La primera gran salida del programa del Carnaval de la capital grancanaria dedicado a la ciudad de Las Vegas, también conocida como ‘La Capital del Entretenimiento Mundial’ o ‘La Ciudad del Pecado’, cumplió con todas las expectativas. Las dos definiciones se dieron ayer a miles de kilómetros del estado americano de Nevada, tanto en diversión como en la gran dosis de transgresión que traen implícitas las fiestas de Don Carnal.
La gran masa de carnavaleros y carnavaleras disfrutaron desde la tarde del entorno del parque de Santa Catalina. Los dos escenarios, que se fueron llenando a medida que caía el sol, ofrecieron conciertos para todos los gustos. Especial protagonismo tuvo la salsa y otros sonidos tropicales de la mano de El Gran Combo de Puerto Rico y Olga Tañón, ambos boricuas, y los tinerfeños Troveros de Asieta, devolviendo al Carnaval capitalino esa memoria sonora que borró el género urbano, también estuvo presente en las sesiones de los diferentes ‘deejays’. El tema del cantante Quevedo, Ni borracho, no ha cumplido 48 horas desde que se publicó en redes y el público ya la cantaba convencido de la letra, señalándola como la canción de estos Carnavales.
Una persona, un disfraz
Una de las riquezas del Carnaval es la gran cantidad de gente que decide por algunas horas o varios días ser lo que quieran con solo un disfraz. En esta primera salida diurna se podía encontrar todo tipo de personajes, también es cierto que unos más creíbles o trabajados que otros. Hay grupos de amistades que quedan para diseñar, coser y lucir trajes muy bien elaborados y otros que siguen tirando de material reciclado o de fondo de armario. El suyo o el de sus madres o abuelas, y luego sale lo que sale, sin ningún tipo de complejo.
En ese universo artificial de mascaritas y disfraces conviven personalidades de películas, cuentos y videojuegos, superhéroes, unicornios, leones, trogloditas, monjas y obispos, azafatas y pilotos, indios y vaqueros, y guiris que se bajaron de sus cruceros sin esperar el fiestón en el que se vieron inmersos y que rápido se contagiaron de la alegría de la calle.
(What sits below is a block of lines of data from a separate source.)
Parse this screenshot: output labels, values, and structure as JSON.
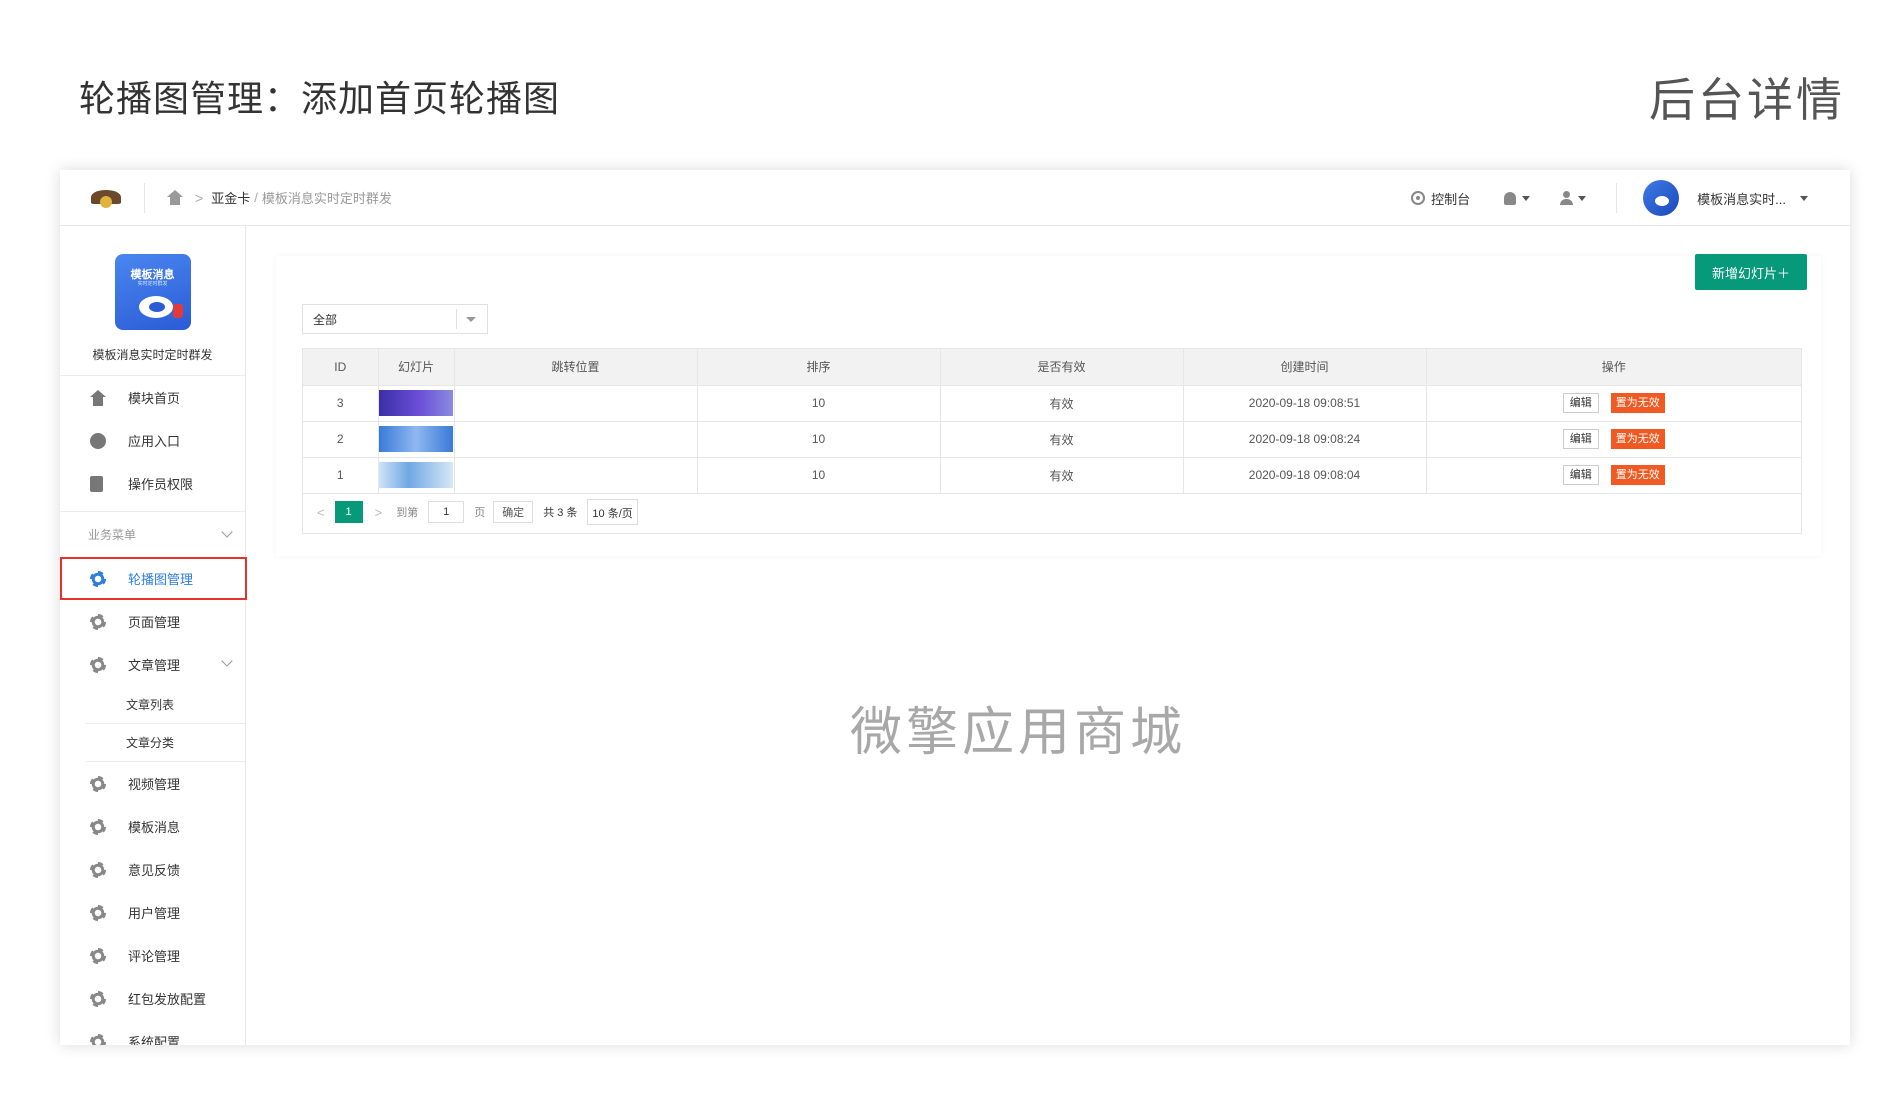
{
  "header": {
    "title": "轮播图管理：添加首页轮播图",
    "subtitle": "后台详情"
  },
  "topbar": {
    "breadcrumb_sep": ">",
    "breadcrumb_1": "亚金卡",
    "breadcrumb_slash": "/",
    "breadcrumb_2": "模板消息实时定时群发",
    "console_label": "控制台",
    "account_name": "模板消息实时..."
  },
  "sidebar": {
    "app_logo_title": "模板消息",
    "app_logo_tagline": "实时定时群发",
    "app_name": "模板消息实时定时群发",
    "top_items": [
      {
        "label": "模块首页",
        "icon": "home-icon"
      },
      {
        "label": "应用入口",
        "icon": "chat-icon"
      },
      {
        "label": "操作员权限",
        "icon": "document-icon"
      }
    ],
    "section_label": "业务菜单",
    "items": [
      {
        "label": "轮播图管理",
        "icon": "gear-icon",
        "active": true
      },
      {
        "label": "页面管理",
        "icon": "gear-icon"
      },
      {
        "label": "文章管理",
        "icon": "gear-icon",
        "expanded": true
      }
    ],
    "sub_items": [
      {
        "label": "文章列表"
      },
      {
        "label": "文章分类"
      }
    ],
    "items_after": [
      {
        "label": "视频管理",
        "icon": "gear-icon"
      },
      {
        "label": "模板消息",
        "icon": "gear-icon"
      },
      {
        "label": "意见反馈",
        "icon": "gear-icon"
      },
      {
        "label": "用户管理",
        "icon": "gear-icon"
      },
      {
        "label": "评论管理",
        "icon": "gear-icon"
      },
      {
        "label": "红包发放配置",
        "icon": "gear-icon"
      },
      {
        "label": "系统配置",
        "icon": "gear-icon"
      }
    ]
  },
  "main": {
    "add_button_label": "新增幻灯片＋",
    "filter_value": "全部",
    "columns": [
      "ID",
      "幻灯片",
      "跳转位置",
      "排序",
      "是否有效",
      "创建时间",
      "操作"
    ],
    "rows": [
      {
        "id": "3",
        "link": "",
        "sort": "10",
        "valid": "有效",
        "created": "2020-09-18 09:08:51",
        "edit_label": "编辑",
        "invalid_label": "置为无效"
      },
      {
        "id": "2",
        "link": "",
        "sort": "10",
        "valid": "有效",
        "created": "2020-09-18 09:08:24",
        "edit_label": "编辑",
        "invalid_label": "置为无效"
      },
      {
        "id": "1",
        "link": "",
        "sort": "10",
        "valid": "有效",
        "created": "2020-09-18 09:08:04",
        "edit_label": "编辑",
        "invalid_label": "置为无效"
      }
    ],
    "pagination": {
      "prev": "<",
      "current": "1",
      "next": ">",
      "goto_label": "到第",
      "page_input": "1",
      "page_label": "页",
      "confirm_label": "确定",
      "total_label": "共 3 条",
      "page_size": "10 条/页"
    }
  },
  "watermark": "微擎应用商城",
  "colors": {
    "primary_green": "#079a7a",
    "active_blue": "#2f7de1",
    "danger_orange": "#f05a22",
    "highlight_red": "#e5322d"
  }
}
Donald Trump, el gran ausente
Este Carnaval de Las Vegas tuvo también un dato muy curioso. Pudo más el vicio del juego a los personajes que identifican esta mítica ciudad americana. Entre el público, muchos disfraces inspirados en las cartas del póquer, todas ellas marcadas, algunas tragaperras y hasta reyes de la baraja española, más de espadas que de bastos. Los Elvis Presley y las Marilyn Monroe eran contados. Uno de los grandes ausentes del Carnaval de Las Palmas de Gran Canaria fue Donald Trump, que últimamente da mucho juego en este tipo de celebraciones. El personaje que pone el mundo patas arriba quizás no decidió asistir a esta fiesta ausentándose, como hizo en la Super Bowl, porque sabe que aquí lo que manda es lo latino, sin el peligro de que nadie los eche.
Terminada la actividad en el parque de Santa Catalina, miles de personas decidieron continuar la fiesta en los escenarios de las plazas de La Luz, Manuel Becerra y la calle Poeta Agustín Millares Sall, todas ellas con escenarios y programación propia, para hacer realidad la letra de la canción Viva Las Vegas, de Elvis Presley cuando cantaba «la noche se convierte en el día» o «nunca será igual otra vez». Muchos carnavaleros y carnavaleras destacaron el acierto de estas fiestas de día, que permiten disfrutarlas desde que está en sol hasta que se pone. «Ya tenemos una edad», decían, pero tampoco ponían hora de regreso a sus casas.